Certains éducateurs (ou votre beau-frère) aiment se vanter de faire disparaître rapidement un comportement indésirable chez un chien. Cela consiste généralement à lui faire mal (en lui tapant dessus, en lui écrasant les pattes, en l’étranglant ou en lui donnant un coup de décharge électrique avec un collier vendu sur catalogue, par exemple). Cela ne demande pas beaucoup d’efforts. Quant à l’aspect émotionnel du chien, vous pensez bien qu’on s’en moque (quoi ? les émotions d’un chien ? Vous voyez bien qu’il est content là…. hum).
Bref, tout ça pour dire que ce n’est pas en faisant disparaître le comportement qui nous dérange que le problème est résolu. Et le problème c’est quoi ? C’est l’émotion du chien qui provoque ce fameux comportement qui nous dérange.
Prendre en compte les émotions
Prenons le cas des chiens réactifs. La plupart le sont parce qu’ils ont peur. Alors bien sûr, en général les propriétaires de ces chiens pensent plutôt qu’ils veulent casser la gueule à l’autre parce qu’ils sont dominants, agressifs, fous, etc. Et bien figurez-vous que le fait de se jeter en bout de laisse, d’aboyer comme un diable et de se montrer sous son plus mauvais jour, c’est une manière d’inciter l’autre à dégager de là. C’est une mise à distance. Et pourquoi votre gentil toutou veut faire dégager l’autre chien ? Parce qu’il a peur, bien souvent.
Alors le type qui vous promet de faire disparaître tout mauvais comportement à coup de collier étrangleur et de badine, il fait quoi ? Il fait comprendre au chien que s’il ne veut pas avoir mal, il ne doit pas réagir et tolérer l’autre chien qui approche.
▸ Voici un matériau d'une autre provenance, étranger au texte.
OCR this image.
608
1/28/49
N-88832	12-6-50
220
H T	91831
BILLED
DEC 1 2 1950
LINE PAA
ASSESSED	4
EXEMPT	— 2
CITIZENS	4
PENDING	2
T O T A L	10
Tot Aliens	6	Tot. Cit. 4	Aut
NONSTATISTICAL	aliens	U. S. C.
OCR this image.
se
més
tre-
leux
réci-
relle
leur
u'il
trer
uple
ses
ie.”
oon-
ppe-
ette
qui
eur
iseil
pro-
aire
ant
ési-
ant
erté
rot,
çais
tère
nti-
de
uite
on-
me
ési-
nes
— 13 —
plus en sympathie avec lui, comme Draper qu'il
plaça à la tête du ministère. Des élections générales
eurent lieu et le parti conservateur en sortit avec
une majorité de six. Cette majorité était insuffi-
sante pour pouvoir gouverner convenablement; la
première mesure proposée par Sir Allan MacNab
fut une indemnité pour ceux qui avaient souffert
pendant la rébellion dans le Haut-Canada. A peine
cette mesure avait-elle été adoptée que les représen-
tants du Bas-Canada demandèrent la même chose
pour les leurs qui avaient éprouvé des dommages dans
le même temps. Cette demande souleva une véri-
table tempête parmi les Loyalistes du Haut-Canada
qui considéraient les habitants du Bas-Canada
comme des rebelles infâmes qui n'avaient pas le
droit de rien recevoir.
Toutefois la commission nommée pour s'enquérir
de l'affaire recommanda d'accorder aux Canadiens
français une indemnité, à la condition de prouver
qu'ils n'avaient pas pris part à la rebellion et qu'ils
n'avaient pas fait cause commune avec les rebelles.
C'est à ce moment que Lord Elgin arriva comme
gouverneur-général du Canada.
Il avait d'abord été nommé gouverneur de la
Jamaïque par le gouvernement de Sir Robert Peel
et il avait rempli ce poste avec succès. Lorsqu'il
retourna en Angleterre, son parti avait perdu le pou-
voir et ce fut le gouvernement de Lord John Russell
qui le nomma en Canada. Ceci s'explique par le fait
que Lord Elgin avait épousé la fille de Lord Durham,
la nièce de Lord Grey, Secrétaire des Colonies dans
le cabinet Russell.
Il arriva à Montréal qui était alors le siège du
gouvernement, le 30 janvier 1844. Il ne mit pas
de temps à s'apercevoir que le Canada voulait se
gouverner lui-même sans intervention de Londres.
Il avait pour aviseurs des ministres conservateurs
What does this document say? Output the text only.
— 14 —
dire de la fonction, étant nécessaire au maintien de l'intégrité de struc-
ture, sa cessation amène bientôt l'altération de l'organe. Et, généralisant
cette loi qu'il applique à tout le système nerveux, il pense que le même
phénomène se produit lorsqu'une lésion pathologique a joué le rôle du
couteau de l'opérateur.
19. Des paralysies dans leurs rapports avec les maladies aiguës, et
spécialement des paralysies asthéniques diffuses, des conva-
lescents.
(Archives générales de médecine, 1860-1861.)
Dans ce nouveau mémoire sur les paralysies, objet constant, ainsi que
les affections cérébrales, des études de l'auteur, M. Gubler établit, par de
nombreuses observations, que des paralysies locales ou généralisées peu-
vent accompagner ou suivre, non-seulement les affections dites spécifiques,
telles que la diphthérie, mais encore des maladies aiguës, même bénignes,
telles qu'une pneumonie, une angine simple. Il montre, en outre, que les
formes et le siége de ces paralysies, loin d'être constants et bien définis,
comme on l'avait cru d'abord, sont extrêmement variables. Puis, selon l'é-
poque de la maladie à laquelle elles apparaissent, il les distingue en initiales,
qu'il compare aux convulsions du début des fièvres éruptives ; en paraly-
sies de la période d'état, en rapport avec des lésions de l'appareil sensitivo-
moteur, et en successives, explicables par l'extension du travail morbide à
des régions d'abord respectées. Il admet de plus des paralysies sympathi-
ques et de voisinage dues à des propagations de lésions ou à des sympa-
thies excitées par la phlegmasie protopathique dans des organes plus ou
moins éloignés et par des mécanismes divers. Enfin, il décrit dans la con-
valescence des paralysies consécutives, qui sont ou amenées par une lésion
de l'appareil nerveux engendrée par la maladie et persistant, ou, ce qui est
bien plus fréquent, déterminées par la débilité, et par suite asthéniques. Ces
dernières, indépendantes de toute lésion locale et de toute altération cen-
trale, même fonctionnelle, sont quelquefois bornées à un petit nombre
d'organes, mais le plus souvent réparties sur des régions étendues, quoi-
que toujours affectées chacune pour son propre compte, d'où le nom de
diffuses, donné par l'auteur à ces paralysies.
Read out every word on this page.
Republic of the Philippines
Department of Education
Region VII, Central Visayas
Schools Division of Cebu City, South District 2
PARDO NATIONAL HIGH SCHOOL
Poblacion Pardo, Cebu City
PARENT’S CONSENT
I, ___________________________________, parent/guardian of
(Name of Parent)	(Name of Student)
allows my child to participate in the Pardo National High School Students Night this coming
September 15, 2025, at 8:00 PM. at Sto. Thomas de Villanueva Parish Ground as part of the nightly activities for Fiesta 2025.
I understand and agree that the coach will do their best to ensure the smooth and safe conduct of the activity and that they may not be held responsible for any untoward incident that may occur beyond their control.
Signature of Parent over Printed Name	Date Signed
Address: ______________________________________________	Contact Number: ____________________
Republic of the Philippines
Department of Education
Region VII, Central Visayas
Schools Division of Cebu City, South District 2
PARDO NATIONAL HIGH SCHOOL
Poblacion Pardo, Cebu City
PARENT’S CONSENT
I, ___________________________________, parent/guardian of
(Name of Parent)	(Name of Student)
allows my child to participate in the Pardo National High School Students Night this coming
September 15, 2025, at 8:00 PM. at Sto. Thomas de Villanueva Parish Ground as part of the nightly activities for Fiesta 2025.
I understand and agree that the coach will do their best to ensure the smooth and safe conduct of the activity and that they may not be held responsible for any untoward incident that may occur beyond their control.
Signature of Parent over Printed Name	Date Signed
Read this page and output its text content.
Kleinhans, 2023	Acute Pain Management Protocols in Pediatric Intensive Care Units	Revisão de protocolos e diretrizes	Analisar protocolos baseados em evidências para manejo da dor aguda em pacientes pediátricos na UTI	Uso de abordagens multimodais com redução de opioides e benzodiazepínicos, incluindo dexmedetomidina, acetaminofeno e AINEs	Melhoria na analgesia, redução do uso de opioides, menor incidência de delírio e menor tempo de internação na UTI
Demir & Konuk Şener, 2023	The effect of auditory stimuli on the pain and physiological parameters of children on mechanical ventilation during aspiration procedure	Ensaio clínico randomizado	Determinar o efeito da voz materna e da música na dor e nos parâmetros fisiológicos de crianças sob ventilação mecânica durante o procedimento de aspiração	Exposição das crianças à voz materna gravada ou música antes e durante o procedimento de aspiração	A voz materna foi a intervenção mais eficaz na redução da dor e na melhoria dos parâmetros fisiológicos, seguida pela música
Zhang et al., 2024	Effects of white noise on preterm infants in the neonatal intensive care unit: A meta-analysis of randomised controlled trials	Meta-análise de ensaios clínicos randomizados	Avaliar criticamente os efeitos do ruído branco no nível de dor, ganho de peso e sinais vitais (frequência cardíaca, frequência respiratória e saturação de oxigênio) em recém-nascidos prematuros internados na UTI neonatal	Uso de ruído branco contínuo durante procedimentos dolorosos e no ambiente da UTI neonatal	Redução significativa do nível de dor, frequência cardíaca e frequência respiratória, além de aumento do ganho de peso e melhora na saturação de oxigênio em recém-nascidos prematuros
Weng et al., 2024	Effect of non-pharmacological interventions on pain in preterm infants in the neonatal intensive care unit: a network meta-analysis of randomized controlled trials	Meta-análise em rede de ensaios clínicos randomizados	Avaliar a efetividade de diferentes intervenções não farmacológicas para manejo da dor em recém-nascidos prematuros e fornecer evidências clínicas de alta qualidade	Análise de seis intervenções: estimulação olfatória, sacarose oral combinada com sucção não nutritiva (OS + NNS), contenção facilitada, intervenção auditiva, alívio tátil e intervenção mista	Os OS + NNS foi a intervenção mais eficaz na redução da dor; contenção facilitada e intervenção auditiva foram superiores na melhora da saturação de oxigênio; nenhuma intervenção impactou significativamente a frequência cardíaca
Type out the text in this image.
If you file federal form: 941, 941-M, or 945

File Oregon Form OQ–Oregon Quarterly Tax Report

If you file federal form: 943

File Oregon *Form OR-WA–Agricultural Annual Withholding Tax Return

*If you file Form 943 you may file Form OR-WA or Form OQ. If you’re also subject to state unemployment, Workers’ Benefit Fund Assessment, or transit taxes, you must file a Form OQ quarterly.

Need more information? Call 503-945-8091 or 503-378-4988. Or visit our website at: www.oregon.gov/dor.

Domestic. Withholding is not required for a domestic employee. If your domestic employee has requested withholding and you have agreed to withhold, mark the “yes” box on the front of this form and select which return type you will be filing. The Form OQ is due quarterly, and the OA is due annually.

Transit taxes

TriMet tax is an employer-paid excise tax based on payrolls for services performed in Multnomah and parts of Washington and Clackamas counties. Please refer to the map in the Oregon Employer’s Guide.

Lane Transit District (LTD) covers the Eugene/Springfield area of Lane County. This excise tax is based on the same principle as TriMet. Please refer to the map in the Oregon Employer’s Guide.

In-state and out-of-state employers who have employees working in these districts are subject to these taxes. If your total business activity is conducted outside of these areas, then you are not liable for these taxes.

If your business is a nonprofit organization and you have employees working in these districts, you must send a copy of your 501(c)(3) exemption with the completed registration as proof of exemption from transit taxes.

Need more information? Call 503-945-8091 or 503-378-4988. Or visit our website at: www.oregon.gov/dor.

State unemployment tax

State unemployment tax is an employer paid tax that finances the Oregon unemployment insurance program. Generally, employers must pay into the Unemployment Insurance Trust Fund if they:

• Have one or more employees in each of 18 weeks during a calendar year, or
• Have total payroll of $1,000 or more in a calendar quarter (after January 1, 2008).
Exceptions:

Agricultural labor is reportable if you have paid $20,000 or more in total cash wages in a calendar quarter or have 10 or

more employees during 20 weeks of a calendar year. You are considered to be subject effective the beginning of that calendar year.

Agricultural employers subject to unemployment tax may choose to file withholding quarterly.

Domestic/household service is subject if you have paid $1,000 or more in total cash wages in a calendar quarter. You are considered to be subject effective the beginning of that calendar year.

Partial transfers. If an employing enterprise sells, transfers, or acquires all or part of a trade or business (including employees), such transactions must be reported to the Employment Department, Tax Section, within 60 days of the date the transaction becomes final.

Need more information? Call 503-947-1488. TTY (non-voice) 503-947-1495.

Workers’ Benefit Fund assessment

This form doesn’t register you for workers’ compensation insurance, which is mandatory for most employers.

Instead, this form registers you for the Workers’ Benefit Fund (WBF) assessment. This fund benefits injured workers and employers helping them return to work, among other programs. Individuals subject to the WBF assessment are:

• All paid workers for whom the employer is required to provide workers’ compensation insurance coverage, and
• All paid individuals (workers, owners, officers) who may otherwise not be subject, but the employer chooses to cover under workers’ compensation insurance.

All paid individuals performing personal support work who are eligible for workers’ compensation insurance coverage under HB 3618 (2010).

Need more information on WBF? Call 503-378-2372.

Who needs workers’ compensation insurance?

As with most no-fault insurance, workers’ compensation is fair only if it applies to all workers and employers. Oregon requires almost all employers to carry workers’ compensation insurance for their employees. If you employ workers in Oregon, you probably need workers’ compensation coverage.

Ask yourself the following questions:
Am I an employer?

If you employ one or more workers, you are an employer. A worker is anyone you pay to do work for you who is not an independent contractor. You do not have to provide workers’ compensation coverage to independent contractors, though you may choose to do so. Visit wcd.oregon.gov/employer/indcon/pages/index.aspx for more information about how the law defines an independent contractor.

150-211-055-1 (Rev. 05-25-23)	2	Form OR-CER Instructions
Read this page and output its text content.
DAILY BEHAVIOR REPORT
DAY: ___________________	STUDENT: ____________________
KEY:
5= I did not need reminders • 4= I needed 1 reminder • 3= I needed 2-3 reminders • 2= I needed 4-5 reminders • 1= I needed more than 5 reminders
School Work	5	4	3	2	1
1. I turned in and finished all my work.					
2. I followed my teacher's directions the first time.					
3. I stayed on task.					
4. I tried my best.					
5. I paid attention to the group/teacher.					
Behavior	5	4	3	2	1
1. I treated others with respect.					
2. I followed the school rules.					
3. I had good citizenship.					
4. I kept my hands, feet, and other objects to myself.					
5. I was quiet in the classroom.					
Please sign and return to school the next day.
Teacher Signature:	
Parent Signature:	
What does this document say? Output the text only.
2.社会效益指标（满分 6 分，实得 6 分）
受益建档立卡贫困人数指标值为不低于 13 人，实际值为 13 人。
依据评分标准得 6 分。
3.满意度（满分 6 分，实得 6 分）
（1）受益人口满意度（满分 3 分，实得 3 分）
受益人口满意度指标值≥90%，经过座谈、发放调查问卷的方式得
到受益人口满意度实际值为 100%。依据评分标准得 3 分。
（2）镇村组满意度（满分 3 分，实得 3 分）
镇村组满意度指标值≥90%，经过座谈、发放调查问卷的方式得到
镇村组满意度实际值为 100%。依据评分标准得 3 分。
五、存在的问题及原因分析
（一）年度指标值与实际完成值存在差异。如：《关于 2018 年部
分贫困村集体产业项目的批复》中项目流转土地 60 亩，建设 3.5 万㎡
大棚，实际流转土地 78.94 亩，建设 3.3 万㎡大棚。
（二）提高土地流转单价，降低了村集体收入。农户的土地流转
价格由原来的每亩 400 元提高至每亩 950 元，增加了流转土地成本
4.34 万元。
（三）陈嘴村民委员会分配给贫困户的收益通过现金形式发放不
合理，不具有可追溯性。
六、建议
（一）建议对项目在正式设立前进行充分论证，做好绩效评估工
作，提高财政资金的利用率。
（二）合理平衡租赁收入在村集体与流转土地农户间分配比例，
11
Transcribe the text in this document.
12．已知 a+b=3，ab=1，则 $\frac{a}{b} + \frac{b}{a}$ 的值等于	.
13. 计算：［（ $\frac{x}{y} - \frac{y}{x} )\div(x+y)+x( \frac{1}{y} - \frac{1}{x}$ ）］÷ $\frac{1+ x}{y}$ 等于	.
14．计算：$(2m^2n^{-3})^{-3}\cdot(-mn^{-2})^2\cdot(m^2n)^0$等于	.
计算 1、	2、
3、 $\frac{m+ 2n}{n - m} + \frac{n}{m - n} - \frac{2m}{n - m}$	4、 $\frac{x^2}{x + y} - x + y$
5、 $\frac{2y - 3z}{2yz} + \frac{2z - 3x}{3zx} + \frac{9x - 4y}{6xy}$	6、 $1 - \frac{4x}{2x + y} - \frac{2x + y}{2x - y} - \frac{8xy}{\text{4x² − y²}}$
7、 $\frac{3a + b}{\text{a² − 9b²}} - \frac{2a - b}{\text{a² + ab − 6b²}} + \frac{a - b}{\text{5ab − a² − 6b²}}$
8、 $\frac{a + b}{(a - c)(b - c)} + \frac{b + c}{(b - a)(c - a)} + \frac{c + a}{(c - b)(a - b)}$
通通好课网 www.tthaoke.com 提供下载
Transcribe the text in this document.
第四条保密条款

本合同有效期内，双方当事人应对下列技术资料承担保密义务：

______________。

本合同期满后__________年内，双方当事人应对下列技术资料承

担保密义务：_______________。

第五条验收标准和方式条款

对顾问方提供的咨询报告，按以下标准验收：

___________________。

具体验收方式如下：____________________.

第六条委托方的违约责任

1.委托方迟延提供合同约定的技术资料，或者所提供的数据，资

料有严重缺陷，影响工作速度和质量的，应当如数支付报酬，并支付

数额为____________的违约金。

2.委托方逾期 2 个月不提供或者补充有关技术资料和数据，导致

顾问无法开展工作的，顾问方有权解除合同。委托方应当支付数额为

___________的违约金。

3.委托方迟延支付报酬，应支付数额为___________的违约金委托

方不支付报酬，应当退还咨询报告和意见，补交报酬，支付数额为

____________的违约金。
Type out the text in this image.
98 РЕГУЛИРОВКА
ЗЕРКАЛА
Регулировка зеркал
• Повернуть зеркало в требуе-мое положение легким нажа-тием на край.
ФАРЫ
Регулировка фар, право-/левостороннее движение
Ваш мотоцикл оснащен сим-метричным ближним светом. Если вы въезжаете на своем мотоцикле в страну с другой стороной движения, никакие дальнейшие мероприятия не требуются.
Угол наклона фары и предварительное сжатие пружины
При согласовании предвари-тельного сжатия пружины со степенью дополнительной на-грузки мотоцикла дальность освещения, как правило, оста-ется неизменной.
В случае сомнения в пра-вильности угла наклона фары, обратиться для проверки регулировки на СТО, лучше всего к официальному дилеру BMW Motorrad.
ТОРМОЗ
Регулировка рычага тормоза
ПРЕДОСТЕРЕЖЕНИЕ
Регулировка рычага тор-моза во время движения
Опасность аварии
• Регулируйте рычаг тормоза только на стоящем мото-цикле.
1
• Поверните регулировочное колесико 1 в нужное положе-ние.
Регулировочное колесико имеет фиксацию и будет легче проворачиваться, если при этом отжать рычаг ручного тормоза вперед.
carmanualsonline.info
C’est formidable me dites-vous ! Ben non ! Parce que la peur de votre chien est toujours là. Il prend sur lui. Il stresse. Ça fait cocotte-minute. Il peut se résigner et déprimer. Il se peut aussi que sa peur se transforme terreur sans nom (peur de l’autre chien + peur qu’on lui fasse mal) et dès qu’il verra un chien à 50 mètres il commencera à se déchaîner alors qu’avant il réagissait seulement à moins de 5 mètres. Et dans certains cas, le chien sera tellement sous pression qu’il finira par mordre l’humain au bout de la laisse (vous) ou une autre cible à proximité à défaut de pouvoir se décharger sur le chien qui approche. Formidable progrès !
Changer d’approche
Franchement, quand vous avez mal à la tête depuis des mois, que ça pourrit votre vie, et que votre médecin ne vous prescrit que du doliprane sans chercher plus loin, ça vous fait quoi ? Et encore, vous avez de la chance parce que le doliprane ça fait pas mal quand on le prend. Mais après quelques mois de fortes doses de paracétamol, quand vos organes lâchent petit à petit, que votre tumeur au cerveau grossit régulièrement et devient inopérable, vous ne pensez pas que votre médecin aurait dû voir plus loin (et vous aussi par la même occasion) ?
Conclusion, traiter la cause, plutôt que les symptômes, s’avère aussi payant en médecine qu’en éducation canine. Si votre chien a peur, travaillez avec lui pour qu’il se sente plus à l’aise dans les situations qui l’inquiètent (par exemple, dans un premier temps, prenez de la distance en croisant d’autres chiens). Si votre chien est très excité (de joie) et vous saute dessus, travaillez sur ces moments d’excitation pour les rendre moins festifs. Si votre chien est stressé dans certaines situations, aidez-le à se sentir plus à l’aise (en l’y confrontant petit à petit, en association avec des récompenses alimentaires ou du jeu). Au moins, si vous ne le contraignez pas physiquement et ne lui tapez pas dessus, vous ne risquerez pas d’aggraver la situation.
Alors oui, ça peut prendre du temps. On travaille sur des émotions (cause), pas véritablement sur le comportement (symptôme). Mais ce temps que vous consacrez au bien-être de votre chien fait partie de votre relation. Il aura davantage confiance en vous et vous le comprendrez mieux. C’est ça la véritable richesse d’une relation.